Faith and Feelings Part Four – Spurgeon on Sealing and Faith

Faith and Feelings Part Four – Spurgeon on Sealing and Faith 2018-06-27T23:05:00+01:00

In today’s quote Spurgeon introduces the vital concept of “sealing” or assurance of our faith and relates it ultimately to the line from our hymn:

Note also that this sealing does not necessarily come at once with faith. It grows out of faith, and comes “after that ye believed.” We are not in every case sealed at the moment when we first trust in Jesus. I am persuaded that many who believe in Jesus enter into peace directly, and perceive at once the blessed assurance which is involved in their possessing the Holy Spirit; but with many others it is not so.

I have frequently been asked this question, “What is a person to do who does believe in Jesus, but yet is not conscious of peace and joy, but is filled with such a conflict within that the utmost he can do is to cling to Jesus with trembling hope?” I have replied, “If you believe in Jesus Christ you are saved; the best evidence that you are saved lies in the assurance of the word of God that every believer has eternal hope.” Whether you feel that you are justified or not is not the point, you are to accept. God’s word, which assures you that every one that believeth is justified: you are bound to believe the testimony of God apart from the supporting evidence of inward experience, and if it were possible for you to be a believer by the year together, and yet to find no peace, still you would have no right to doubt what God says because you do not feel peace, but you are bound to hold on to God’s promise whether you enjoy peace or not.

My firm belief is that where there is a real faith in the promise of God, peace and the other fruits of the Spirit come as a necessary ultimate consequence, but even then they are not grounds of faith: the word of the Lord is the sole foundation upon which faith builds. Some people have a sort of confidence in God, but they are also looking out for confirming signs, and they spoil the simplicity of their faith by having one eye on Christ and another eye on their peace of mind. Now, my friend, this will never do. You are bound to believe in God as he is revealed in Christ Jesus unto salvation, altogether apart from peace, joy, or anything else. The witness of the Spirit within is not the ground nor the cause of our faith: faith cometh by hearing, and hearing by the word of God.
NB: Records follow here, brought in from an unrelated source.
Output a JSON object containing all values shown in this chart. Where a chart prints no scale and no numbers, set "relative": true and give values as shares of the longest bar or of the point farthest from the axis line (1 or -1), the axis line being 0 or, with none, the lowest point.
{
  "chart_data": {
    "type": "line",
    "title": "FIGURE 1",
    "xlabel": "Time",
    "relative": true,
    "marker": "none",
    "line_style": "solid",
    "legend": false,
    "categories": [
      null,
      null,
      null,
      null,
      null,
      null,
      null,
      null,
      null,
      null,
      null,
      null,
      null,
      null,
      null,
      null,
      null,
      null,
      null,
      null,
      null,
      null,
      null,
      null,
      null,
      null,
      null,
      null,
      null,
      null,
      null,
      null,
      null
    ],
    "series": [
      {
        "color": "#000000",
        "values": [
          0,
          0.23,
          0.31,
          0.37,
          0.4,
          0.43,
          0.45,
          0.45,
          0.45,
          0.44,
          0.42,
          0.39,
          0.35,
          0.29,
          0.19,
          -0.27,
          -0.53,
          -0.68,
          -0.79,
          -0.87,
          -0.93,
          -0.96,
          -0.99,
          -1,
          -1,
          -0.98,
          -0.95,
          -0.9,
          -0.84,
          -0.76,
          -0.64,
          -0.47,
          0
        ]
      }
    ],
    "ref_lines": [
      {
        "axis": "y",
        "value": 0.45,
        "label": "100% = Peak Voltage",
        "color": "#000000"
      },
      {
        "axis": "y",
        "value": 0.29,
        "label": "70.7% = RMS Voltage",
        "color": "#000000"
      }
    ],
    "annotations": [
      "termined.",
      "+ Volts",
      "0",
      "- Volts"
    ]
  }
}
I, being a sinner, believe that Jesus Christ came into the world to save sinners, and I rest my soul upon him, believing that he will save me; this is to be my standing, seal or no seal, token or no token. My dependence is not to be upon the seal of the Spirit, but upon the blood of the Son. The Spirit of God never takes the place of the Redeemer, he exercises his own peculiar office, which is to take of the things of Christ and show them unto us, and not to put his own things in the place of Jesus. The foundation of our hope is laid in Christ from first to last, and if we rest there we are saved. The seal does not always come with faith, but it follows after. I have said this because I am afraid lest in any way whatever you should leave the simple, plain, and solid ground of confidence in the finished work of Jesus Christ, and in that only. Recollect that a man who believes in Jesus Christ is as truly saved when he does not know it as he is when he does know it; he is as truly the Lord’s when he mourns in the valley of humiliation as when he sings on the mountain top of joy and fellowship. Our ground of trust is not to be found in our experience, but in the person and work of our Lord Jesus.
“I dare not trust the sweetest frame;
But wholly lean on Jesus’ name:
On Christ the solid rock I stand,
All other ground is sinking sand.”

Charles H. Spurgeon, vol. 22, Spurgeon’s Sermons: Volume 22, Sermon 1284 “The Sealing of the Spirit” electronic ed., Logos Library System; Spurgeon’s Sermons (Albany, OR: Ages Software, 1998).